The fleet is also projected to shrink by 19 rigs next year, while rates for drillers remain under pressure.
CAODC president Mark Scholz said conditions for the industry are fragile after three tough years.
“Even though we are seeing elevated operating days . . . this is still a very difficult market to operate in,” he told reporters at the Calgary Petroleum Club.
“This is a bit of the new norm for our industry today.

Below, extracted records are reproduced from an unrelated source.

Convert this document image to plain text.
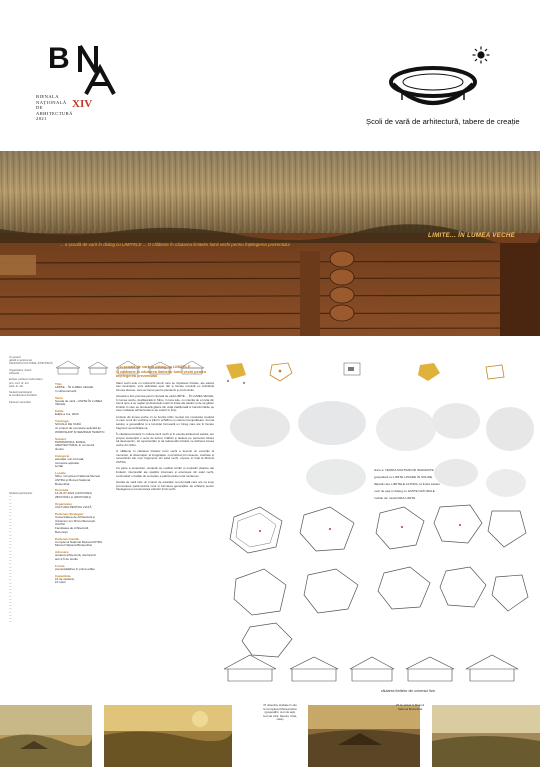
B
BIENALA
NAȚIONALĂ
DE
ARHITECTURĂ
2021
XIV
Școli de vară de arhitectură, tabere de creație
... o școală de vară în dialog cu LIMITELE ... O călătorie în căutarea limitelor lumii vechi pentru înțelegerea prezentului
LIMITE... ÎN LUMEA VECHE
Un proiect
gândit și susținut de
ASOCIAȚIA CULTURAL-ȘTIINȚIFICĂ

Organizatori, Autori:
Arhitecții ...

Echipa: profesori îndrumători
prin: conf. dr. arh.
asist. dr. arh.

Studenți participanți
la coordonarea lucrărilor

Partener secundari
Studenți participanți:
—
—
—
—
—
—
—
—
—
—
—
—
—
—
—
—
—
—
—
—
—
—
—
—
—
—
—
—
—
—
—
—
—
—
—
—
—
—
—
—
Titlu
LIMITE... ÎN LUMEA VECHE
în stil/construcții
Tema
Școala de vară - LIMITE ÎN LUMEA VECHE
Ediție
Ediția a II-a, 2020
Tipologie
ȘCOALĂ DE VARĂ
un proiect de cercetare aplicată tip
WORKSHOP ȘI SEMINAR TEMATIC
Subiect
PATRIMONIUL RURAL
ARHITECTURAL în contextul
timului
Categorie
educație non-formală,
cercetare aplicată,
lucrări
Locație
Sibiu, Complexul Național Muzeal
ASTRA și Muzeul Național
Brukenthal
Perioada
12-21.07.2021 (11/07/2021)
28/07/2021 și (20/07/2021)
Organizator
CULTURA PENTRU VIAȚĂ
Parteneri Strategici
Universitatea de Arhitectură și
Urbanism Ion Mincu București
UAUIM
Facultatea de Arhitectură
București
Parteneri Gazdă
Complexul Național Muzeal ASTRA
Muzeul Național Brukenthal
Adresare
studenți arhitectură, doctoranzi
anii 2-5 de studiu
Forma
prezențială/live în prima ediție
Capacitate
16 de studenți,
10 tutori
... o școală de vară în dialog cu LIMITELE
O călătorie în căutarea limitelor lumii vechi pentru
înțelegerea prezentului

Satul vechi este un mănunchi istoric care se împletesc limitele, ale satului sau locuințelor, sunt delimitate spre dar și fiecare locuință eu individual formea diverse, care au trecut pentru pandemii și prezentului.

Aceasta a fost premisa pentru Școala de vară LIMITE ... ÎN LUMEA VECHE, în lumea veche, desfășurată în Sibiu, în luna iulie, cu intenția de a invita din trecut spre a se regăsi profesioniștii noștri la limite ale satului și de sa găsim limitele în care se derulează găsire din viața tradițională și transformările pe care modelele arhitecturale le-au suferit în timp.

Limitele din lumea veche, în ce funcție trăim mental, fac constanta modului în care omul din vechime a trăit în echilibru cu natura înconjurătoare. Forma satului, a gospodăriei și a locuinței formează un întreg care are în fiecare fragment semnificația sa.

În căutarea limitelor în cultura lumii vechi și în esența arhitecturii satului, am propus studenților o serie de lecturi, întâlniri și ateliere pe parcursul cărora să descoperim, să reprezentăm și să redesenăm limitele ce definesc lumea veche din Sibiu.

O călătorie în căutarea limitelor lumii vechi a devenit un exercițiu al memoriei, al observației, al imaginației, concretizat prin desene, machete și reconstituiri ale unor fragmente din satul vechi, expuse în final la Muzeul ASTRA.

Ca parte a proiectului, studenții au realizat lucrări și explorări plastice ale limitelor, interpretări ale spațiilor interioare și exterioare din satul vechi, continuând o tradiție de cercetare a patrimoniului rural românesc.

Școala de vară este un proiect de educație non-formală care are ca scop promovarea patrimoniului rural și formarea generațiilor de arhitecți pentru înțelegerea și conservarea valorilor lumii vechi.

slaro a: TEORIA MULTIMILOR INGRADITE
gospodarii cu LIMITE LINIARE IN SOLIDE
tălpară care LIMITELE ALTORA, la limita satului
mori de apa in dialog cu LIMITE NATURALE
mobile de: casă FARA LIMITE
căutarea limitelor din universul fizic
47 obiective studiate în situ la Complexul Muzeal Astra (gospodării, mori de apă, mori de vânt, biserici, troițe, case)
25 de picturi în Muzeul Național Brukenthal
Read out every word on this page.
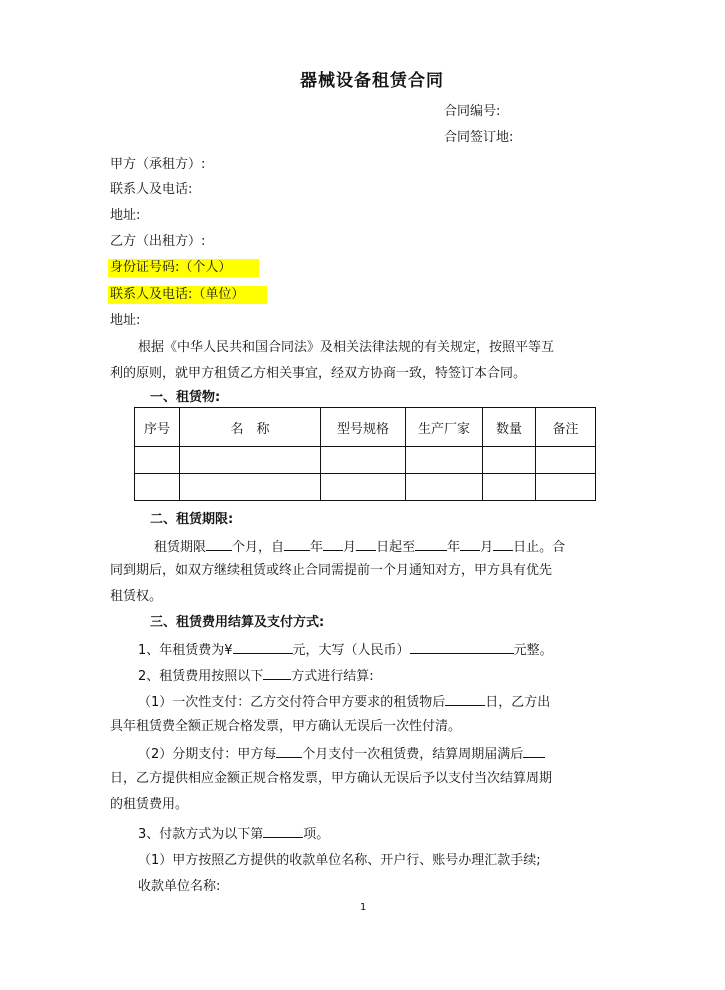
器械设备租赁合同
合同编号:
合同签订地:
甲方（承租方）:
联系人及电话:
地址:
乙方（出租方）:
身份证号码:（个人）
联系人及电话:（单位）
地址:
根据《中华人民共和国合同法》及相关法律法规的有关规定，按照平等互
利的原则，就甲方租赁乙方相关事宜，经双方协商一致，特签订本合同。
一、租赁物:
序号	名　称	型号规格	生产厂家	数量	备注

二、租赁期限:
租赁期限 个月，自 年 月 日起至 年 月 日止。合
同到期后，如双方继续租赁或终止合同需提前一个月通知对方，甲方具有优先
租赁权。
三、租赁费用结算及支付方式:
1、年租赁费为¥	元，大写（人民币）	元整。
2、租赁费用按照以下 方式进行结算:
（1）一次性支付：乙方交付符合甲方要求的租赁物后	日，乙方出
具年租赁费全额正规合格发票，甲方确认无误后一次性付清。
（2）分期支付：甲方每 个月支付一次租赁费，结算周期届满后
日，乙方提供相应金额正规合格发票，甲方确认无误后予以支付当次结算周期
的租赁费用。
3、付款方式为以下第	项。
（1）甲方按照乙方提供的收款单位名称、开户行、账号办理汇款手续;
收款单位名称:
1
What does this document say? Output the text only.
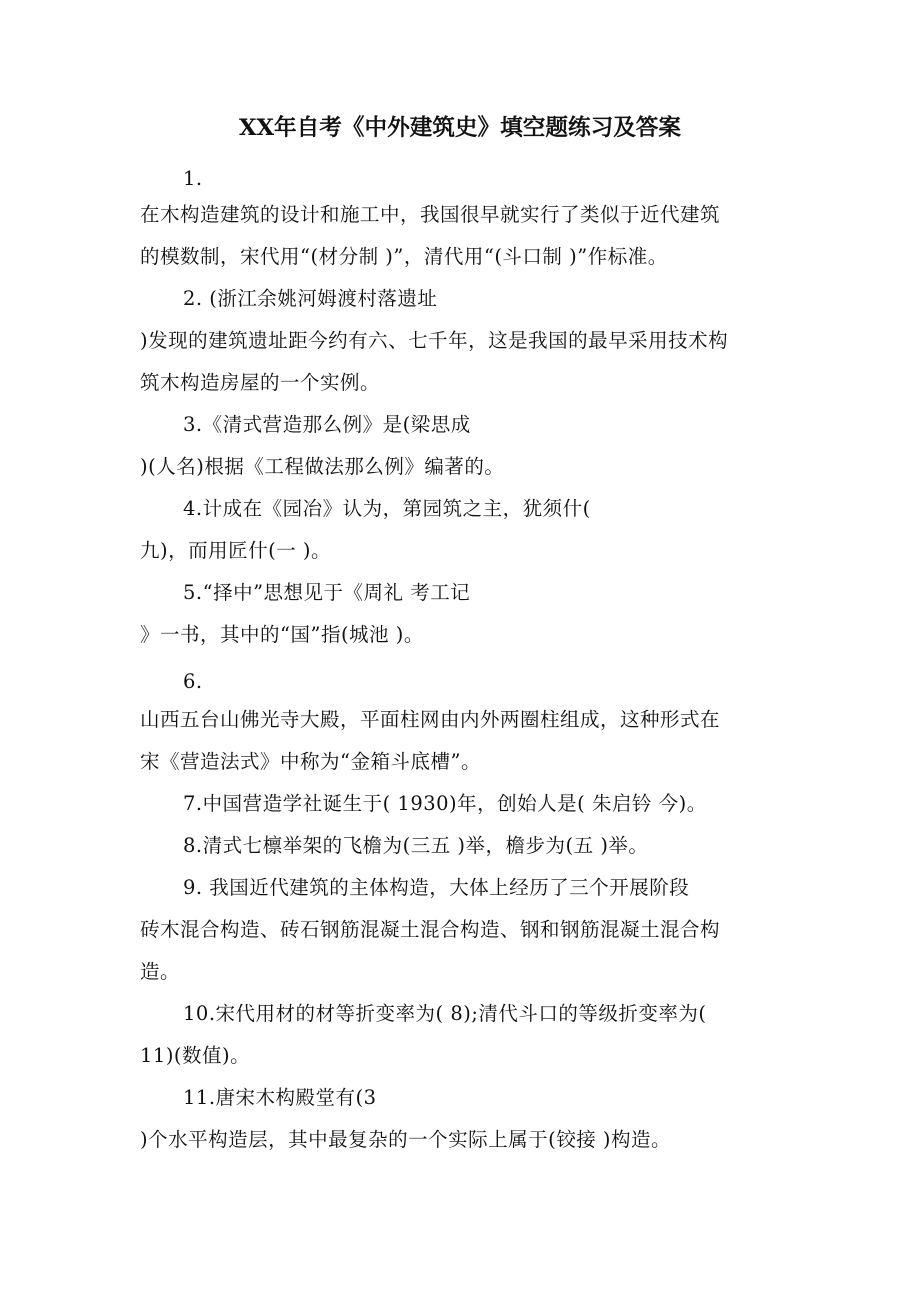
XX年自考《中外建筑史》填空题练习及答案
1.
在木构造建筑的设计和施工中，我国很早就实行了类似于近代建筑
的模数制，宋代用“(材分制 )”，清代用“(斗口制 )”作标准。
2. (浙江余姚河姆渡村落遗址
)发现的建筑遗址距今约有六、七千年，这是我国的最早采用技术构
筑木构造房屋的一个实例。
3.《清式营造那么例》是(梁思成
)(人名)根据《工程做法那么例》编著的。
4.计成在《园冶》认为，第园筑之主，犹须什(
九)，而用匠什(一 )。
5.“择中”思想见于《周礼 考工记
》一书，其中的“国”指(城池 )。
6.
山西五台山佛光寺大殿，平面柱网由内外两圈柱组成，这种形式在
宋《营造法式》中称为“金箱斗底槽”。
7.中国营造学社诞生于( 1930)年，创始人是( 朱启钤 今)。
8.清式七檩举架的飞檐为(三五 )举，檐步为(五 )举。
9. 我国近代建筑的主体构造，大体上经历了三个开展阶段
砖木混合构造、砖石钢筋混凝土混合构造、钢和钢筋混凝土混合构
造。
10.宋代用材的材等折变率为( 8);清代斗口的等级折变率为(
11)(数值)。
11.唐宋木构殿堂有(3
)个水平构造层，其中最复杂的一个实际上属于(铰接 )构造。
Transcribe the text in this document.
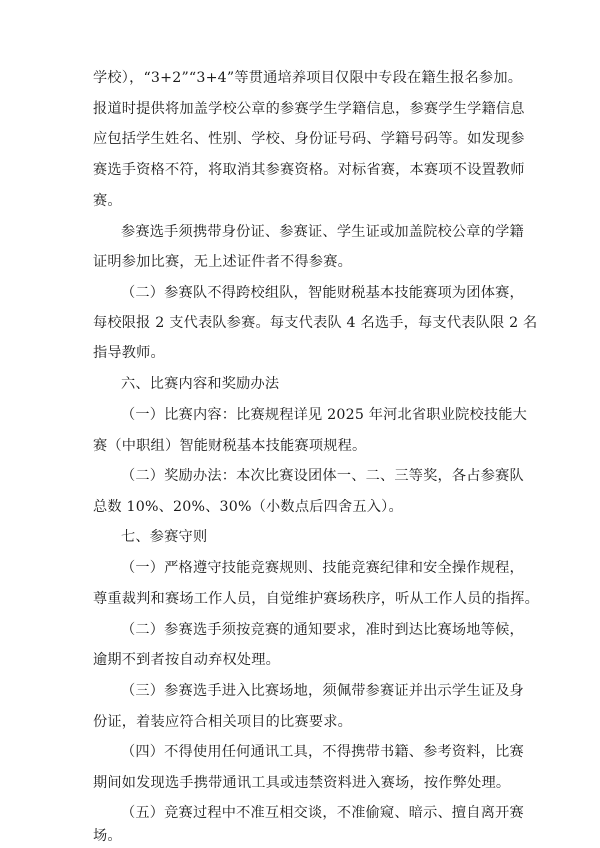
学校），“3+2”“3+4”等贯通培养项目仅限中专段在籍生报名参加。
报道时提供将加盖学校公章的参赛学生学籍信息，参赛学生学籍信息
应包括学生姓名、性别、学校、身份证号码、学籍号码等。如发现参
赛选手资格不符，将取消其参赛资格。对标省赛，本赛项不设置教师
赛。
参赛选手须携带身份证、参赛证、学生证或加盖院校公章的学籍
证明参加比赛，无上述证件者不得参赛。
（二）参赛队不得跨校组队，智能财税基本技能赛项为团体赛，
每校限报 2 支代表队参赛。每支代表队 4 名选手，每支代表队限 2 名
指导教师。
六、比赛内容和奖励办法
（一）比赛内容：比赛规程详见 2025 年河北省职业院校技能大
赛（中职组）智能财税基本技能赛项规程。
（二）奖励办法：本次比赛设团体一、二、三等奖，各占参赛队
总数 10%、20%、30%（小数点后四舍五入）。
七、参赛守则
（一）严格遵守技能竞赛规则、技能竞赛纪律和安全操作规程，
尊重裁判和赛场工作人员，自觉维护赛场秩序，听从工作人员的指挥。
（二）参赛选手须按竞赛的通知要求，准时到达比赛场地等候，
逾期不到者按自动弃权处理。
（三）参赛选手进入比赛场地，须佩带参赛证并出示学生证及身
份证，着装应符合相关项目的比赛要求。
（四）不得使用任何通讯工具，不得携带书籍、参考资料，比赛
期间如发现选手携带通讯工具或违禁资料进入赛场，按作弊处理。
（五）竞赛过程中不准互相交谈，不准偷窥、暗示、擅自离开赛
场。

There’s still a lot of volatility in these prices.”
While a modest two-per-cent increase in the number of wells drilled in 2018 would be a step in the right direction, it’s a far cry from the early part of the decade when more than 10,000 wells were completed annually.
Last year, as cash flow levels tanked along with commodity prices, only 4,627 wells were completed, making it a brutal period for drillers and the oilfield services sector.
“It’s fair to say 2017 was better than 2016 — better than a terrible year of 2016 — so 2017 was slightly better than awful,” said Kevin Neveu, chief executive of Precision Drilling.
“And 2018 is looking to be just nominally better than 2017. So we’re still a long way from a healthy industry for the services sector and for the drillers.”
This muted outlook comes even though prices for West Texas Intermediate crude oil have remained above US$50 a barrel for all but two days over the past nine weeks.
Spot prices for natural gas at the AECO hub closed Monday at $2.19 per thousand cubic feet, but plunged into negative territory last month amid maintenance issues.
CAODC is basing its forecast on WTI oil averaging $52.50 a barrel next year — $4 below Tuesday’s close — and Alberta gas at $2.35 per thousand cubic feet.
“Gas prices are actually quite weak, so (companies) are slashing budgets because we’re staring at $2 AECO prices, which don’t work for dry gas producers,” said Randy Ollenberger, an analyst with BMO Capital Markets.
“On oilsands, you really aren’t going to see companies increase their capital budgets until we have not only stability at a higher oil price level, but we also need to have some visibility on the pipeline proposals.”
While CAODC’s drilling forecast may seem cautious, it’s also realistic given what petroleum producers have already announced for next year.
Companies such as Suncor Energy, ARC Resources, Tourmaline Oil and BlackPearl Resources have all indicated they will spend less money.
Of the 22 Canadian producers that have announced their 2018 capital programs, spending is dropping by a combined 5.7 per cent, according to data from energy consultancy Wood Mackenzie.
Yet, production is projected to increase by 12.2 per cent.
Some of the diminished spending stems from large oilsands projects wrapping up, including Suncor’s $17-billion Fort Hill development.
As well, some producers are only drilling top prospects within their best areas, focusing more on profitability than adding output, said Mark Oberstoetter of Wood Mackenzie.
“We will see continuing momentum in the main hot areas that everyone knows about, like the Montney, and elsewhere you’ll see a lot of prudence,” he said.
Much of this caution stems from the steep drop in crude prices that began in 2014 and the profound effect it had on the Canadian oilpatch.
Scholz said the entire industry is also facing headwinds with the continuing problems around getting new pipelines built — underscored by the recent cancellation of Energy East — and the lack of regulatory certainty for the sector.
Drillers have also become more efficient, using automation and improved technology to reduce the amount of time it takes to complete a well.
But Neveu, whose company also operates south of the border, worries about the lack of investment coming into Canada relative to the United States, and the effect it will have on the industry over time.
“I have a concern that with the lack of capital flowing into Canada right now . . . compared to the U.S. basins, that our long history for technological innovation may be slipping,” he said in an interview.
“I’m watching right now the intensity of capital being deployed into places like the Permian, Oklahoma . . . places like that in the U.S. And industry here is really struggling with tough natural gas prices, takeaway constraints — and the result is that capital isn’t coming here as easily.”
So the Canadian drilling outlook for 2018 remains circumspect, even with oil prices on the rise.
For an industry that’s had to transform and cut costs, caution will be key moving forward.
Chris Varcoe is a Calgary Herald columnist.